In Afghanistan wiederum müssen die Europäer bei einem Teilrückzug der USA entscheiden, ob sie die US-Truppen am Hindukusch gemeinsam ersetzen wollen oder das Land verlassen müssen – mit der Gefahr, dass die dortigen Taliban erneut dem islamistischen Terror einen Rückzugsort bieten.

Als fatal erweist sich, dass die Europäer nach dem Brexit zwar die Verteidigungsunion Pesco gründeten, es bisher aber versäumten, den Ankündigungen militärische Strukturen folgen zu lassen. Dringend gebraucht würde nun eine Armee der willigen Europäer.

Weder die Franzosen noch die Deutschen, noch Italiener und Spanier allein können die US-Truppen in Afghanistan ersetzen. Wie sie es zusammen vielleicht doch könnten: Dazu fehlt ein schnell umsetzbarer Plan. Und die Idee einer Europa-Armee ohne Großbritannien, den militärisch stärksten europäischen Nato-Verbündeten, wirkt mit Blick auf Auslandseinsätze gar nicht mehr so toll.

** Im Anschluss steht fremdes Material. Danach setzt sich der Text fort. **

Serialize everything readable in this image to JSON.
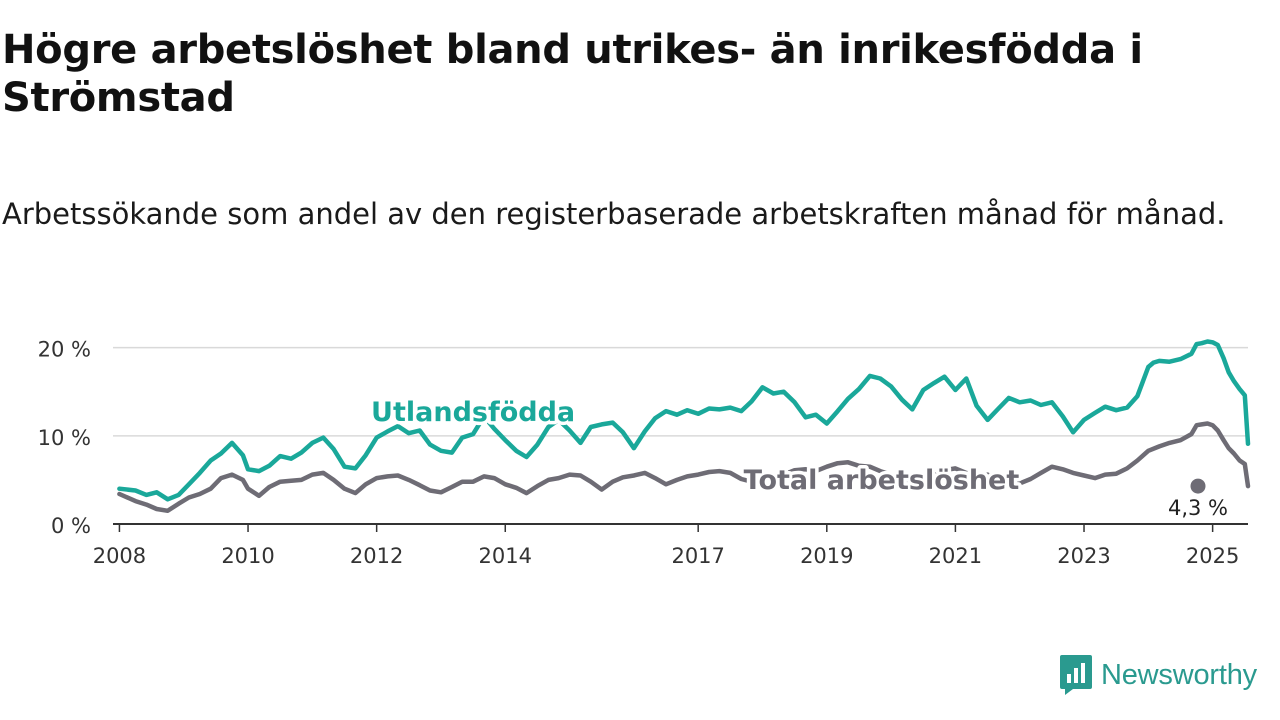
{
  "header": {
    "title": "Högre arbetslöshet bland utrikes- än inrikesfödda i Strömstad",
    "subtitle": "Arbetssökande som andel av den registerbaserade arbetskraften månad för månad."
  },
  "branding": {
    "name": "Newsworthy",
    "icon": "newsworthy-logo-icon",
    "color": "#2a9a8f"
  },
  "chart_data": {
    "type": "line",
    "ylim": [
      0,
      22
    ],
    "xlim": [
      2007.9,
      2025.55
    ],
    "yticks": [
      {
        "value": 0,
        "label": "0 %"
      },
      {
        "value": 10,
        "label": "10 %"
      },
      {
        "value": 20,
        "label": "20 %"
      }
    ],
    "xticks": [
      {
        "value": 2008,
        "label": "2008"
      },
      {
        "value": 2010,
        "label": "2010"
      },
      {
        "value": 2012,
        "label": "2012"
      },
      {
        "value": 2014,
        "label": "2014"
      },
      {
        "value": 2017,
        "label": "2017"
      },
      {
        "value": 2019,
        "label": "2019"
      },
      {
        "value": 2021,
        "label": "2021"
      },
      {
        "value": 2023,
        "label": "2023"
      },
      {
        "value": 2025,
        "label": "2025"
      }
    ],
    "grid": true,
    "legend": "inline",
    "series": [
      {
        "name": "Utlandsfödda",
        "color": "#1aa89a",
        "points": [
          [
            2008.0,
            4.0
          ],
          [
            2008.25,
            3.8
          ],
          [
            2008.42,
            3.3
          ],
          [
            2008.58,
            3.6
          ],
          [
            2008.75,
            2.8
          ],
          [
            2008.92,
            3.3
          ],
          [
            2009.08,
            4.5
          ],
          [
            2009.25,
            5.8
          ],
          [
            2009.42,
            7.2
          ],
          [
            2009.58,
            8.0
          ],
          [
            2009.75,
            9.2
          ],
          [
            2009.92,
            7.8
          ],
          [
            2010.0,
            6.2
          ],
          [
            2010.17,
            6.0
          ],
          [
            2010.33,
            6.6
          ],
          [
            2010.5,
            7.7
          ],
          [
            2010.67,
            7.4
          ],
          [
            2010.83,
            8.1
          ],
          [
            2011.0,
            9.2
          ],
          [
            2011.17,
            9.8
          ],
          [
            2011.33,
            8.5
          ],
          [
            2011.5,
            6.5
          ],
          [
            2011.67,
            6.3
          ],
          [
            2011.83,
            7.8
          ],
          [
            2012.0,
            9.8
          ],
          [
            2012.17,
            10.5
          ],
          [
            2012.33,
            11.1
          ],
          [
            2012.5,
            10.3
          ],
          [
            2012.67,
            10.6
          ],
          [
            2012.83,
            9.0
          ],
          [
            2013.0,
            8.3
          ],
          [
            2013.17,
            8.1
          ],
          [
            2013.33,
            9.8
          ],
          [
            2013.5,
            10.2
          ],
          [
            2013.67,
            12.2
          ],
          [
            2013.83,
            10.8
          ],
          [
            2014.0,
            9.5
          ],
          [
            2014.17,
            8.3
          ],
          [
            2014.33,
            7.6
          ],
          [
            2014.5,
            9.0
          ],
          [
            2014.67,
            11.0
          ],
          [
            2014.83,
            11.8
          ],
          [
            2015.0,
            10.6
          ],
          [
            2015.17,
            9.2
          ],
          [
            2015.33,
            11.0
          ],
          [
            2015.5,
            11.3
          ],
          [
            2015.67,
            11.5
          ],
          [
            2015.83,
            10.4
          ],
          [
            2016.0,
            8.6
          ],
          [
            2016.17,
            10.5
          ],
          [
            2016.33,
            12.0
          ],
          [
            2016.5,
            12.8
          ],
          [
            2016.67,
            12.4
          ],
          [
            2016.83,
            12.9
          ],
          [
            2017.0,
            12.5
          ],
          [
            2017.17,
            13.1
          ],
          [
            2017.33,
            13.0
          ],
          [
            2017.5,
            13.2
          ],
          [
            2017.67,
            12.8
          ],
          [
            2017.83,
            13.9
          ],
          [
            2018.0,
            15.5
          ],
          [
            2018.17,
            14.8
          ],
          [
            2018.33,
            15.0
          ],
          [
            2018.5,
            13.8
          ],
          [
            2018.67,
            12.1
          ],
          [
            2018.83,
            12.4
          ],
          [
            2019.0,
            11.4
          ],
          [
            2019.17,
            12.8
          ],
          [
            2019.33,
            14.2
          ],
          [
            2019.5,
            15.3
          ],
          [
            2019.67,
            16.8
          ],
          [
            2019.83,
            16.5
          ],
          [
            2020.0,
            15.6
          ],
          [
            2020.17,
            14.1
          ],
          [
            2020.33,
            13.0
          ],
          [
            2020.5,
            15.2
          ],
          [
            2020.67,
            16.0
          ],
          [
            2020.83,
            16.7
          ],
          [
            2021.0,
            15.2
          ],
          [
            2021.17,
            16.5
          ],
          [
            2021.33,
            13.4
          ],
          [
            2021.5,
            11.8
          ],
          [
            2021.67,
            13.1
          ],
          [
            2021.83,
            14.3
          ],
          [
            2022.0,
            13.8
          ],
          [
            2022.17,
            14.0
          ],
          [
            2022.33,
            13.5
          ],
          [
            2022.5,
            13.8
          ],
          [
            2022.67,
            12.2
          ],
          [
            2022.83,
            10.4
          ],
          [
            2023.0,
            11.8
          ],
          [
            2023.17,
            12.6
          ],
          [
            2023.33,
            13.3
          ],
          [
            2023.5,
            12.9
          ],
          [
            2023.67,
            13.2
          ],
          [
            2023.83,
            14.5
          ],
          [
            2024.0,
            17.8
          ],
          [
            2024.08,
            18.3
          ],
          [
            2024.17,
            18.5
          ],
          [
            2024.33,
            18.4
          ],
          [
            2024.5,
            18.7
          ],
          [
            2024.67,
            19.3
          ],
          [
            2024.75,
            20.4
          ],
          [
            2024.83,
            20.5
          ],
          [
            2024.92,
            20.7
          ],
          [
            2025.0,
            20.6
          ],
          [
            2025.08,
            20.3
          ],
          [
            2025.17,
            18.8
          ],
          [
            2025.25,
            17.2
          ],
          [
            2025.33,
            16.2
          ],
          [
            2025.42,
            15.3
          ],
          [
            2025.5,
            14.6
          ],
          [
            2025.55,
            9.1
          ]
        ]
      },
      {
        "name": "Total arbetslöshet",
        "color": "#6e6c75",
        "points": [
          [
            2008.0,
            3.4
          ],
          [
            2008.25,
            2.6
          ],
          [
            2008.42,
            2.2
          ],
          [
            2008.58,
            1.7
          ],
          [
            2008.75,
            1.5
          ],
          [
            2008.92,
            2.3
          ],
          [
            2009.08,
            3.0
          ],
          [
            2009.25,
            3.4
          ],
          [
            2009.42,
            4.0
          ],
          [
            2009.58,
            5.2
          ],
          [
            2009.75,
            5.6
          ],
          [
            2009.92,
            5.0
          ],
          [
            2010.0,
            4.0
          ],
          [
            2010.17,
            3.2
          ],
          [
            2010.33,
            4.2
          ],
          [
            2010.5,
            4.8
          ],
          [
            2010.67,
            4.9
          ],
          [
            2010.83,
            5.0
          ],
          [
            2011.0,
            5.6
          ],
          [
            2011.17,
            5.8
          ],
          [
            2011.33,
            5.0
          ],
          [
            2011.5,
            4.0
          ],
          [
            2011.67,
            3.5
          ],
          [
            2011.83,
            4.5
          ],
          [
            2012.0,
            5.2
          ],
          [
            2012.17,
            5.4
          ],
          [
            2012.33,
            5.5
          ],
          [
            2012.5,
            5.0
          ],
          [
            2012.67,
            4.4
          ],
          [
            2012.83,
            3.8
          ],
          [
            2013.0,
            3.6
          ],
          [
            2013.17,
            4.2
          ],
          [
            2013.33,
            4.8
          ],
          [
            2013.5,
            4.8
          ],
          [
            2013.67,
            5.4
          ],
          [
            2013.83,
            5.2
          ],
          [
            2014.0,
            4.5
          ],
          [
            2014.17,
            4.1
          ],
          [
            2014.33,
            3.5
          ],
          [
            2014.5,
            4.3
          ],
          [
            2014.67,
            5.0
          ],
          [
            2014.83,
            5.2
          ],
          [
            2015.0,
            5.6
          ],
          [
            2015.17,
            5.5
          ],
          [
            2015.33,
            4.8
          ],
          [
            2015.5,
            3.9
          ],
          [
            2015.67,
            4.8
          ],
          [
            2015.83,
            5.3
          ],
          [
            2016.0,
            5.5
          ],
          [
            2016.17,
            5.8
          ],
          [
            2016.33,
            5.2
          ],
          [
            2016.5,
            4.5
          ],
          [
            2016.67,
            5.0
          ],
          [
            2016.83,
            5.4
          ],
          [
            2017.0,
            5.6
          ],
          [
            2017.17,
            5.9
          ],
          [
            2017.33,
            6.0
          ],
          [
            2017.5,
            5.8
          ],
          [
            2017.67,
            5.1
          ],
          [
            2017.83,
            4.8
          ],
          [
            2018.0,
            4.5
          ],
          [
            2018.17,
            5.2
          ],
          [
            2018.33,
            5.6
          ],
          [
            2018.5,
            6.1
          ],
          [
            2018.67,
            6.2
          ],
          [
            2018.83,
            6.0
          ],
          [
            2019.0,
            6.5
          ],
          [
            2019.17,
            6.9
          ],
          [
            2019.33,
            7.0
          ],
          [
            2019.5,
            6.6
          ],
          [
            2019.67,
            6.5
          ],
          [
            2019.83,
            6.0
          ],
          [
            2020.0,
            5.6
          ],
          [
            2020.17,
            5.1
          ],
          [
            2020.33,
            4.8
          ],
          [
            2020.5,
            5.2
          ],
          [
            2020.67,
            5.5
          ],
          [
            2020.83,
            6.1
          ],
          [
            2021.0,
            6.3
          ],
          [
            2021.17,
            5.8
          ],
          [
            2021.33,
            5.4
          ],
          [
            2021.5,
            5.6
          ],
          [
            2021.67,
            4.9
          ],
          [
            2021.83,
            4.4
          ],
          [
            2022.0,
            4.6
          ],
          [
            2022.17,
            5.1
          ],
          [
            2022.33,
            5.8
          ],
          [
            2022.5,
            6.5
          ],
          [
            2022.67,
            6.2
          ],
          [
            2022.83,
            5.8
          ],
          [
            2023.0,
            5.5
          ],
          [
            2023.17,
            5.2
          ],
          [
            2023.33,
            5.6
          ],
          [
            2023.5,
            5.7
          ],
          [
            2023.67,
            6.3
          ],
          [
            2023.83,
            7.2
          ],
          [
            2024.0,
            8.3
          ],
          [
            2024.17,
            8.8
          ],
          [
            2024.33,
            9.2
          ],
          [
            2024.5,
            9.5
          ],
          [
            2024.67,
            10.2
          ],
          [
            2024.75,
            11.2
          ],
          [
            2024.83,
            11.3
          ],
          [
            2024.92,
            11.4
          ],
          [
            2025.0,
            11.2
          ],
          [
            2025.08,
            10.6
          ],
          [
            2025.17,
            9.5
          ],
          [
            2025.25,
            8.6
          ],
          [
            2025.33,
            8.0
          ],
          [
            2025.42,
            7.2
          ],
          [
            2025.5,
            6.8
          ],
          [
            2025.55,
            4.3
          ]
        ]
      }
    ],
    "labels": [
      {
        "series": 0,
        "text": "Utlandsfödda",
        "at": [
          2013.5,
          12.8
        ]
      },
      {
        "series": 1,
        "text": "Total arbetslöshet",
        "at": [
          2019.85,
          5.1
        ]
      }
    ],
    "end_value": {
      "series": 1,
      "label": "4,3 %",
      "value": 4.3
    }
  }
}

Was tun in Afghanistan? Die Bundesregierung und die Große Koalition haben keine strategische Haltung, auf deren Basis sie entscheiden könnten. Das in den letzten Jahren Versäumte müssen Union und SPD nun in hoher Geschwindigkeit nachholen.

Das größte Land Europas braucht eine außen- und verteidigungspolitische Strategie. Erst dann kann Deutschland gemeinsam mit den Franzosen Europas Verteidigungsunion zum Leben erwecken. Bisher jedoch fragt jeder EU-Verbündete ratlos: Was genau ist deutsche Verteidigungspolitik?